Terrorism is always one bad day away from being the number one issue in the world. The coordinated attacks in Paris on the night of Friday the 13th are the latest reminder of the calm urgency we should feel in confronting the threats from the death cults that march under the banner of Islamist terrorism.
When a great city like Paris feels the force of indiscriminate violence against innocent civilians at a concert hall, a stadium, a restaurant and a café, it is a strike aimed at the heart of all of us. It is designed to shake our faith in the apparent certainties of civilization: walking hand-in-hand with loved ones; grabbing a beer; catching a game; rocking out.
Terror is their aim, their method and their goal. And so defiance is the right response: They choose death. We choose life. They choose fear. We choose freedom.
Here in the United States, we’re standing in solidarity with our oldest ally. Two hours after the attack, the spire of the Freedom Tower that stands at the site of the World Trade Center was bathed in the blue, white and red lights of the French flag. Such emotions are instinctive, but as hours pass, thinking must catch up with feeling. We’ve got to sift through the wreckage to remember some enduring lessons.
Tough times can be clarifying. They raise the stakes and impose a sense of perspective. They make so many of the debates that preoccupy us seem small.
The politics of the 2016 election have been for the most part petty, bitter and divisive. These attacks should help dispel the fascination with the assorted celebrities, ideologues and demagogues masquerading as serious presidential candidates. Experience matters when the 3am call comes. Foreign policy and national security is the primary responsibility of a president. It can’t be outsourced to others or learned entirely on the fly. Bluster is not a substitute for strategy.

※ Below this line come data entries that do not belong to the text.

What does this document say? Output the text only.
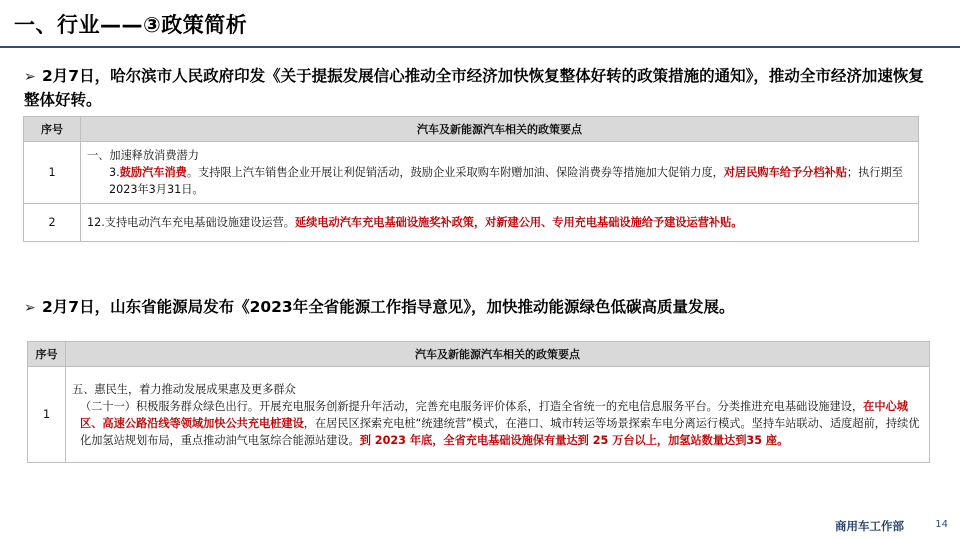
一、行业——③政策简析
➢ 2月7日，哈尔滨市人民政府印发《关于提振发展信心推动全市经济加快恢复整体好转的政策措施的通知》，推动全市经济加速恢复整体好转。
序号	汽车及新能源汽车相关的政策要点
1	一、加速释放消费潜力
3.鼓励汽车消费。支持限上汽车销售企业开展让利促销活动，鼓励企业采取购车附赠加油、保险消费券等措施加大促销力度，对居民购车给予分档补贴；执行期至2023年3月31日。

2	12.支持电动汽车充电基础设施建设运营。延续电动汽车充电基础设施奖补政策，对新建公用、专用充电基础设施给予建设运营补贴。
➢ 2月7日，山东省能源局发布《2023年全省能源工作指导意见》，加快推动能源绿色低碳高质量发展。
序号	汽车及新能源汽车相关的政策要点
1	五、惠民生，着力推动发展成果惠及更多群众
（二十一）积极服务群众绿色出行。开展充电服务创新提升年活动，完善充电服务评价体系，打造全省统一的充电信息服务平台。分类推进充电基础设施建设，在中心城区、高速公路沿线等领域加快公共充电桩建设，在居民区探索充电桩“统建统营”模式，在港口、城市转运等场景探索车电分离运行模式。坚持车站联动、适度超前，持续优化加氢站规划布局，重点推动油气电氢综合能源站建设。到 2023 年底，全省充电基础设施保有量达到 25 万台以上，加氢站数量达到35 座。
商用车工作部	14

These days, it’s become almost fashionable to look back at 9/11 with a dismissive shrug and something like embarrassment at the patriotism that followed in its wake. The threat of terrorism is too often dismissed as overblown and defacto discriminatory. This is unwise in the extreme.
There’s no question that one of the lessons of the 9/11 era is that populist panic and official over-reaction can lead to a thousand unintended consequences. We cannot allow ourselves to become the dark mirror of the forces we’re fighting. Among other things, this only helps terrorist recruitment by fueling the myth of moral equivalence.
But we also cannot allow ourselves to be cowed into pretending that this threat does not exist. We’re always safest when we confront reality. And the reality is that there are people preaching death against anyone who dares disagree with them.
In the hours after these Paris attacks, one of the survivors of the theater massacre said the gunmen were shooting concertgoers “like birds.” Dehumanization is the essential fuel for committing atrocities. We are facing a form of totalitarianism. It is the antithesis of the liberalism that elevates individualism.
Evil exists and often creeps into people disguised as a perverted sense of purpose.
One of the defining dynamics of our time is fundamentalists fearfully lashing out at the converging cultural forces that flow from globalization. Pluralism is the antidote to their extremism, but it must be fearlessly defended. That’s why we at The Daily Beast were proud to publish the cartoons from Charlie Hebdo within an hour of the jihadist massacre at their offices back in January: an attack on freedom of the press anywhere is an attack on civil society everywhere.
The world can be a dangerous place. There is no “safe space” we can impose on a free society. There will unfortunately be more terror attacks in western cities. But whatever weakness our enemies imagine comes from the democracies they see as decadent will be ultimately overwhelmed by our strengths: liberty; diversity and the courage that comes from defending civilization rather than trying to destroy it.